What is the smallest children's bike you can get that has gears?(12 Posts)
I am looking for DD(5) who loves cycling and really needs a 'proper' bike now - she can easily go for 8 mile rides and just loves it .
I can't find anything with gears that has smaller wheels that 20inches. She really needs a 16inch or 18 at a push. Any ideas?
Will she really need to wait two years or so before she can have a proper bike?
Islabikes do this one with 20" wheels on a 10" frame which they say is for a minimum inside leg measurement of 46cm, height 110cm, age 5+.
I can recommend Islabikes, DS has the Luath. If you keep them nicely you can sell them very easily secondhand, and for good money.
I managed to get a scot - for dd1 when she was 6 years old - but she had a 20" inside leg from groin to floor thoguh this was 12 years ago and it was nearly £200 so a xmas pressie
how long is your dd inside leg? as 5 years olds don't come as standard
Look at the seat post angle and how far down it will go...

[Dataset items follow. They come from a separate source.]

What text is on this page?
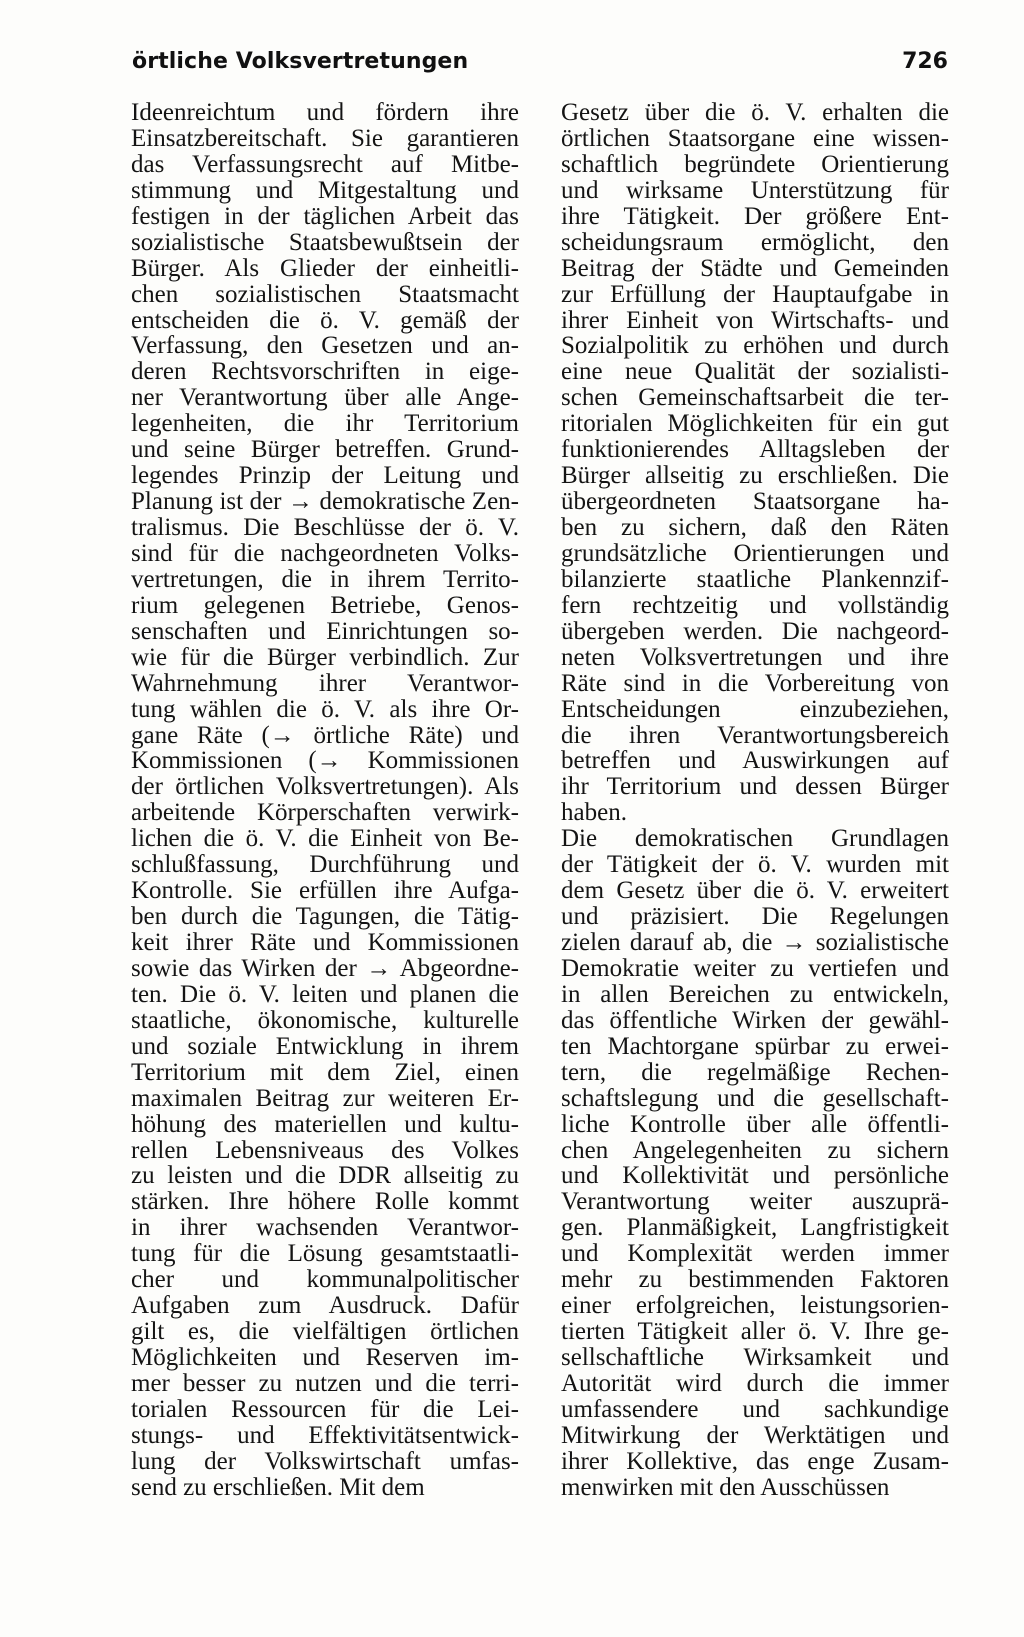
örtliche Volksvertretungen	726
Ideenreichtum und fördern ihre
Einsatzbereitschaft. Sie garantieren
das Verfassungsrecht auf Mitbe-
stimmung und Mitgestaltung und
festigen in der täglichen Arbeit das
sozialistische Staatsbewußtsein der
Bürger. Als Glieder der einheitli-
chen sozialistischen Staatsmacht
entscheiden die ö. V. gemäß der
Verfassung, den Gesetzen und an-
deren Rechtsvorschriften in eige-
ner Verantwortung über alle Ange-
legenheiten, die ihr Territorium
und seine Bürger betreffen. Grund-
legendes Prinzip der Leitung und
Planung ist der → demokratische Zen-
tralismus. Die Beschlüsse der ö. V.
sind für die nachgeordneten Volks-
vertretungen, die in ihrem Territo-
rium gelegenen Betriebe, Genos-
senschaften und Einrichtungen so-
wie für die Bürger verbindlich. Zur
Wahrnehmung ihrer Verantwor-
tung wählen die ö. V. als ihre Or-
gane Räte (→ örtliche Räte) und
Kommissionen (→ Kommissionen
der örtlichen Volksvertretungen). Als
arbeitende Körperschaften verwirk-
lichen die ö. V. die Einheit von Be-
schlußfassung, Durchführung und
Kontrolle. Sie erfüllen ihre Aufga-
ben durch die Tagungen, die Tätig-
keit ihrer Räte und Kommissionen
sowie das Wirken der → Abgeordne-
ten. Die ö. V. leiten und planen die
staatliche, ökonomische, kulturelle
und soziale Entwicklung in ihrem
Territorium mit dem Ziel, einen
maximalen Beitrag zur weiteren Er-
höhung des materiellen und kultu-
rellen Lebensniveaus des Volkes
zu leisten und die DDR allseitig zu
stärken. Ihre höhere Rolle kommt
in ihrer wachsenden Verantwor-
tung für die Lösung gesamtstaatli-
cher und kommunalpolitischer
Aufgaben zum Ausdruck. Dafür
gilt es, die vielfältigen örtlichen
Möglichkeiten und Reserven im-
mer besser zu nutzen und die terri-
torialen Ressourcen für die Lei-
stungs- und Effektivitätsentwick-
lung der Volkswirtschaft umfas-
send zu erschließen. Mit dem
Gesetz über die ö. V. erhalten die
örtlichen Staatsorgane eine wissen-
schaftlich begründete Orientierung
und wirksame Unterstützung für
ihre Tätigkeit. Der größere Ent-
scheidungsraum ermöglicht, den
Beitrag der Städte und Gemeinden
zur Erfüllung der Hauptaufgabe in
ihrer Einheit von Wirtschafts- und
Sozialpolitik zu erhöhen und durch
eine neue Qualität der sozialisti-
schen Gemeinschaftsarbeit die ter-
ritorialen Möglichkeiten für ein gut
funktionierendes Alltagsleben der
Bürger allseitig zu erschließen. Die
übergeordneten Staatsorgane ha-
ben zu sichern, daß den Räten
grundsätzliche Orientierungen und
bilanzierte staatliche Plankennzif-
fern rechtzeitig und vollständig
übergeben werden. Die nachgeord-
neten Volksvertretungen und ihre
Räte sind in die Vorbereitung von
Entscheidungen einzubeziehen,
die ihren Verantwortungsbereich
betreffen und Auswirkungen auf
ihr Territorium und dessen Bürger
haben.
Die demokratischen Grundlagen
der Tätigkeit der ö. V. wurden mit
dem Gesetz über die ö. V. erweitert
und präzisiert. Die Regelungen
zielen darauf ab, die → sozialistische
Demokratie weiter zu vertiefen und
in allen Bereichen zu entwickeln,
das öffentliche Wirken der gewähl-
ten Machtorgane spürbar zu erwei-
tern, die regelmäßige Rechen-
schaftslegung und die gesellschaft-
liche Kontrolle über alle öffentli-
chen Angelegenheiten zu sichern
und Kollektivität und persönliche
Verantwortung weiter auszuprä-
gen. Planmäßigkeit, Langfristigkeit
und Komplexität werden immer
mehr zu bestimmenden Faktoren
einer erfolgreichen, leistungsorien-
tierten Tätigkeit aller ö. V. Ihre ge-
sellschaftliche Wirksamkeit und
Autorität wird durch die immer
umfassendere und sachkundige
Mitwirkung der Werktätigen und
ihrer Kollektive, das enge Zusam-
menwirken mit den Ausschüssen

If the seat post is to long and will nto go down as far as you want - see if you can get it cut so it will go further down
dd has had several islabikes, starting with the cnoc 16" when she was nearly 4, moving onto the Beinn 20" when she was 5 and a half, and she's now inherited her brother's Beinn 24" (she's 7)
I can thoroughly recommend them - they are brilliantly easy for kids to ride and everything's just the right size and pressure to make it comfortable
Isla is very helpful if you need advice, but a good start would be measuring her inside leg - get her to put a book in between her legs and measure from the top of the book to the floor
Gears are a waste of time on small bikes, imvho, very few children manage to use them sensibly before the age of 8 or 9. They just don't get how to do it, and the gears end up being unnecessary weight and mud-catchers.
(Suspension on little kid bikes is worse, mind, that really is a waste of weight/money/space.)
Islabikes: I'd recommend a Cnoc 16-- DS (just 6yo, very avg height for his age) he has done many 4-12 mile rides on it. He can ride a Beinn 20, but the Cnoc is lighter (1.1 kg makes a difference at this age), and is just right size and will be for another year or so. The Cnoc has a footbrake which is ideal for kids, I just wish the Cnoc or something similar came in a 20" wheel version, really.
Thanks for all your ideas. I like the Islabikes, just a bit at the prices! The fact they are designed for small people, not just scaled down sounds great.
DS was using gears fine at age 6, but he was much taller than DD, so had a 20" bike. DD is only 110cm (not sure of her inside leg, but will measure), so is at my reckoning, about 2 (or even 3) years off being tall enough for his old bike... Hmm!
Islabikes runs a trade-in scheme so effectively you'd get something back for you money, also they sell like hot-cakes 2nd hand. The main worry is that our kids will trash them given half a chance or it could get nicked.
All of the quality bikes are similar prices, I'm afraid.
You could scan around local shops and see what you could get instead, specialised do a small relatively lightweight bike for a fair whack less. See how light a bike you can get for your money locally.
Same question seven years later:
We recently did some 14 to 16 km tours with our three kids. The youngest turns four next month and is keeping up quite well.
But now his "wethepeople prime" is too small (inside leg 43cm) and he's on his sisters heavy one-geared 16'' Pegasus bike.
Is there any geared lightweight bike for a reasonable prize out there?
Greetings from Switzerland (Emmental)
Even seven years later I would say same answer. Look at Islabikes however with an inside leg of 43cm you would be looking at a cnoc 16 and not a Beinn 20. You can get good bikes secondhand on eBay or FB selling pages if the price is a bit steep.
Wow, thank you so much for your fast reply!
The Cnoc would definitely be great for flat terrain so that he hasn't to pedal so much.
But what about steep sections? We have to cross so many "real" hills around here and I always feel pity for him whenever I choose a lower gear.
I think the problem with gears for such young children is that they don't really learn how to use them properly until they are older. My DS (9) is on a Beinn 24 and I still need to remind him when to change up or down. on a recent holiday he was given a specialised hot rock with front and rear derailleurs and he found it too confusing so decided to stay in the middle chainring and only change the ones at the back.
The Islabikes solution is a good quality light bike that he can manage himself without having to think about it too much.